This year credit conditions in the US look to be worsening, possibly dramatically. Of that the National Association of Credit Management (NACM), which surveys credit companies in the US about debt, has become increasingly convinced. In February NACM warned of deteriorating conditions, though there was some question if the decline in its index was temporary.
But after March data, it decided it wasn’t a one off.”There is quite obviously some serious financial stress manifesting in the data and this does not bode well for the growth of the economy going forward,” NACM wrote in late march. “These readings are as low as they have been since the recession started and to see everything start to get back on track would take a substantial reversal at this stage. The data from the CMI is not the only place where this distress is showing up, but thus far, it may be the most profound.”
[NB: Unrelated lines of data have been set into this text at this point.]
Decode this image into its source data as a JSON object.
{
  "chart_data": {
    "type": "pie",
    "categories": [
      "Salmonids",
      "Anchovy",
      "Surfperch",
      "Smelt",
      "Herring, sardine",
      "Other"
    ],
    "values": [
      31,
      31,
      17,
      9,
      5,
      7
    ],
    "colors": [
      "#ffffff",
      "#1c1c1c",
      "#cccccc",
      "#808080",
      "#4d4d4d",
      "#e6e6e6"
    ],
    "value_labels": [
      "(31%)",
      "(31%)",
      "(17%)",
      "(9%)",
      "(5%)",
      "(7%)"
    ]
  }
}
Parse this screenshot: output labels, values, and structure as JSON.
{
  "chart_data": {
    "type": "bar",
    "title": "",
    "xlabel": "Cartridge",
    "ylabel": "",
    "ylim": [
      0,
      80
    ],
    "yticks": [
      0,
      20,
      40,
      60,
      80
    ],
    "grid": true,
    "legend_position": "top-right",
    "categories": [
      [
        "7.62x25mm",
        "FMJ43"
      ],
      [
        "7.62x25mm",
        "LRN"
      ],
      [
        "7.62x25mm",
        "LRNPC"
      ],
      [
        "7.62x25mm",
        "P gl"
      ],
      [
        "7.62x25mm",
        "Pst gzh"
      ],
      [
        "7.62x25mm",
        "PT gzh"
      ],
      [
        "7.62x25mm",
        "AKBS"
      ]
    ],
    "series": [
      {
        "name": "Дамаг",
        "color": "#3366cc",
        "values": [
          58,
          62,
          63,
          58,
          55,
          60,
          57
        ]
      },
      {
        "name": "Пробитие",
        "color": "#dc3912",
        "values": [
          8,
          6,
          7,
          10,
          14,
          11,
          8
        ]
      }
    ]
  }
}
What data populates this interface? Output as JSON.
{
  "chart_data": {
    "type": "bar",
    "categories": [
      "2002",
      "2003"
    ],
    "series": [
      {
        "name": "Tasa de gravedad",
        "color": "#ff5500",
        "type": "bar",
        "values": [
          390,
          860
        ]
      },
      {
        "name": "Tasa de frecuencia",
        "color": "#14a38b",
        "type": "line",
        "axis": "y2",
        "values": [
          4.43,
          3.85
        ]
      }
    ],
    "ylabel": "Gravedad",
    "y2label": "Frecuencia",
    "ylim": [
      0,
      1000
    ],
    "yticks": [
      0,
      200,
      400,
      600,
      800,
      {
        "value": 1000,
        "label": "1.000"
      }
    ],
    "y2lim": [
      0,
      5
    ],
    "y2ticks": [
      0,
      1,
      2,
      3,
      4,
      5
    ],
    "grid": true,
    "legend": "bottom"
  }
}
In a recent note UBS’ commodities team took this, among other factors, as a “flashing red” signal that credit conditions in the US have gone sour and that the US Federal Reserve will be forced back to loosening its belt again. As UBS has argued for some time, it sees this as making for a bull run in gold, and gold equities in particular.
As mild warning: UBS’ commodities team acknowledges that in its thinking on debt/gold it is at odds with consensus view on debt conditions in the US and the broader in house view at UBS. That is, that they are not dire. But the UBS’ commodities team argues the US economy is not as healthy as it may seem. It says, “broad US economy returns (over the cost of capital) are in structural and cyclical decline, credit appetite is deteriorating, and that will lead to a trend widening of spreads, deteriorating credit availability and uptake, slowing growth and a new round of Fed reflation.” Under these conditions it notes that gold and gold equities do well.
To build its case, UBS highlighted credit rejections, as reported by NACM in March, that appear to be falling precipitously – faster than in 2008. It also noted that receivables of US companies – which can point to cash-strapped companies delaying bill payments to suppliers – have risen sharply this year.
Of course, as UBS notes, oil companies were hard hit in recent months and this in part accounts for the deteriorating debt data by the NACM. But it says the tightening credit situation extends beyond. UBS points to declining residential demand in the mid-range of homes, saying they are “in the doldrums”. UBS also says manufacturers were recently having a tough go of it internationally with a strong dollar and poor demand. “Following the rise of the US dollar, many firms were facing increasingly tough foreign competition, while demand in Latin America was very weak, and Asia was quite weak,” UBS said.
Other debt related signals don’t look so bad, as UBS’ commodities team notes. Growth of US bank loan assets has recently looked strong. But UBS’ commodities team sees this sort of signal as slow to react to economic issues. For example, companies may have healthy open lines of credit (often taken as cash flow tightens). But banks don’t get cautious about lending until after calamity strikes, not before. So such indicators lag economic shocks. “Only once banks have tightened lending standards aggressively will we see a clear net slowdown in credit growth,” UBS writes. “Just like in 2007/8, we suspect that the market will price in trouble well before the bank loan data confirm it.”
So with tightening credit and pressured cash flows, the UBS commodities team sees possible signs of a market correction, which in its view would push the Fed to act. “Our late cycle model – which takes the change in high yield spreads and EPS -momentum has spiked,” UBS says. “The last four times this has happened equities corrected 20-60%.”
Which brings us back to UBS’ view of the Fed. Its reaction to such a correction might help reignite gold and gold equities. “In our view in commodity strategy, this brings the Fed back into the equation. Over the past 20 years, the Fed has always moved to reflate the economy, cutting rates or announcing QE, whenever the S&P has fallen by 20% from peak and high yield has become stressed (we use HYG at 85 as a proxy).”
UBS sees this as setting the stage for excellent returns on gold companies which meantime have been driving down costs. This contrasts starkly to the last bull run, when company costs were driving up. UBS top picks are: Randgold, Acacia, Agnico Eagle and Goldcorp.